Crops and conglomerates were the focus of the Fast Money Traders Wednesday, early in the session.

Soft commodities were surging after the U.S. Department of Agriculture released a weak crop forecast for corn , soy and wheat. Meanwhile, shares of ITT Corporation were hitting new all-time highs on a Wall Street Journal report that the company would split into three publicly traded entities.

The Softs

The USDA crop forecast was bullish, wrote Kanundrum Capital’s Brian Kelly in his morning note. The USDA predicted that poor weather would cut into crop yields.

The USDA lowered its domestic inventory forecast for wheat and predicted declining reserves for soybeans and corn. Corn and soybeans both had traded limit-up by mid-day.

“There is little room for weather issues since supplies are tight,” explained Kelly. He added that he was looking at fertilizer producers on the news. In general, strong agricultural prices increase fertilizer prices since farmers are incentivized to plant more crops, thus increasing fertilizer demand.

Conglomerates

As Kelly looked to crops, Metropolitan Capital’s Karen Finerman’s attention was on conglomerate break-ups after news of the ITT breakup.

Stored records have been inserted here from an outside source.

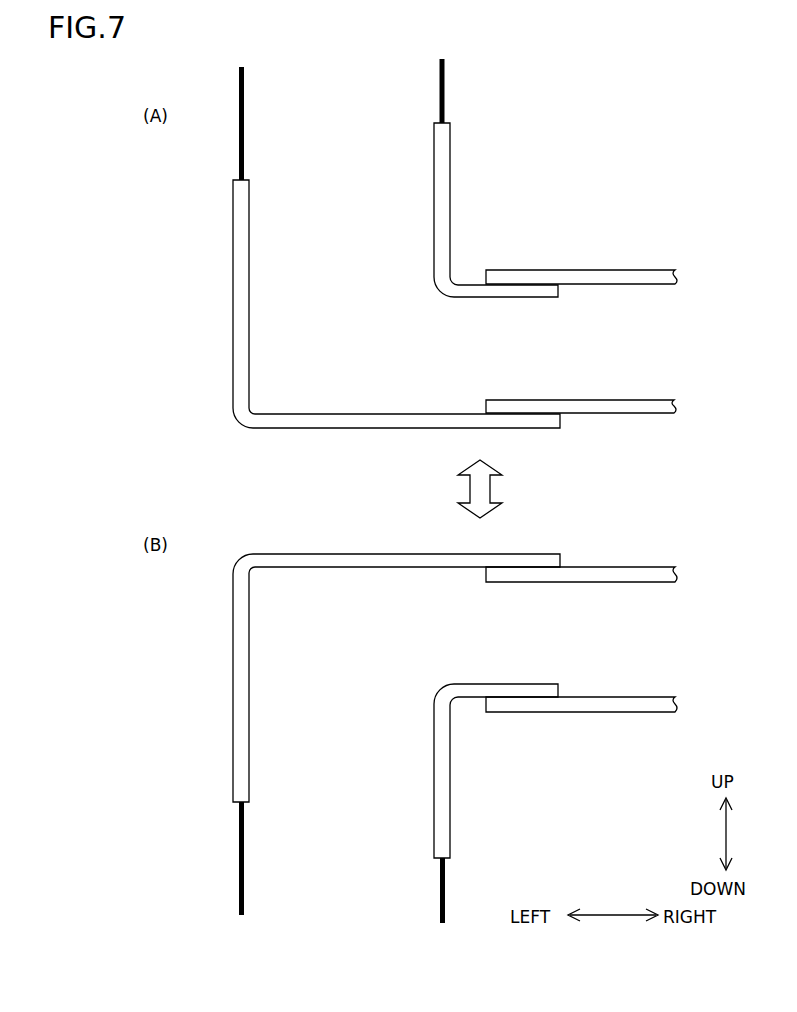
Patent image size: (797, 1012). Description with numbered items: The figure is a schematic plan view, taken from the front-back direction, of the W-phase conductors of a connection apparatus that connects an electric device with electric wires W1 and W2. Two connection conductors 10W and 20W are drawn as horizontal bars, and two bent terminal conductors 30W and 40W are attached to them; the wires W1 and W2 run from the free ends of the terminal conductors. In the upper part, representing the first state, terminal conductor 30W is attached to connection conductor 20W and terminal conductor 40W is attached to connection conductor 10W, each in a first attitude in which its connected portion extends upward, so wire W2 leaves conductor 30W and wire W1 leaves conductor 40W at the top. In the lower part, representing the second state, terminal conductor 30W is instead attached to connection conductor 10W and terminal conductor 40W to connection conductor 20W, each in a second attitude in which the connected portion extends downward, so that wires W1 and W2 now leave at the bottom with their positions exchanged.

The connection conductor 10W is at (620, 270).
The connection conductor 20W is at (615, 413).
The terminal conductor 30W is at (233, 303).
The terminal conductor 40W is at (450, 201).
The electric wire W1 is at (440, 90).
The electric wire W2 is at (240, 95).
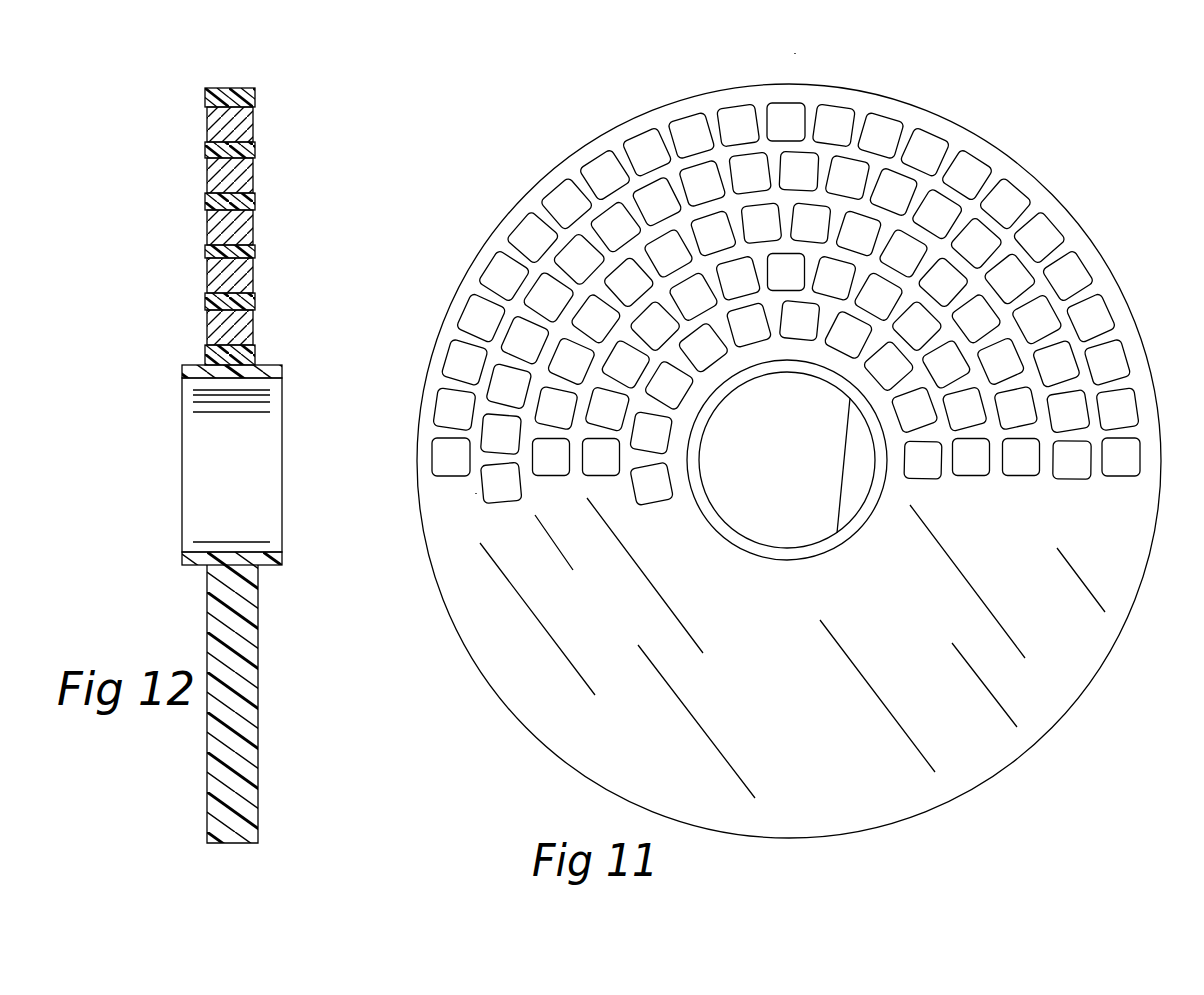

Whereas once the market rewarded companies with myriad businesses, now investors wanted to see that companies could do one thing very well. This is “the rise of category killers,” said Finerman.

ITT shares were up nearly 16% mid-day on news that it would split into three publicly traded companies focusing on aerospace, water management and industrial products, respectively.

ITT is the third company to announce such a breakup in the past several months. Motorola split into two companies – Motorola Mobility Holdings and Motorola Solutions – late last year. The mobility company focuses on handsets while the solutions company focuses on radios and scanners for business. Fortune Brands is also splitting its whiskey, faucets, and golf club businesses into separate entities.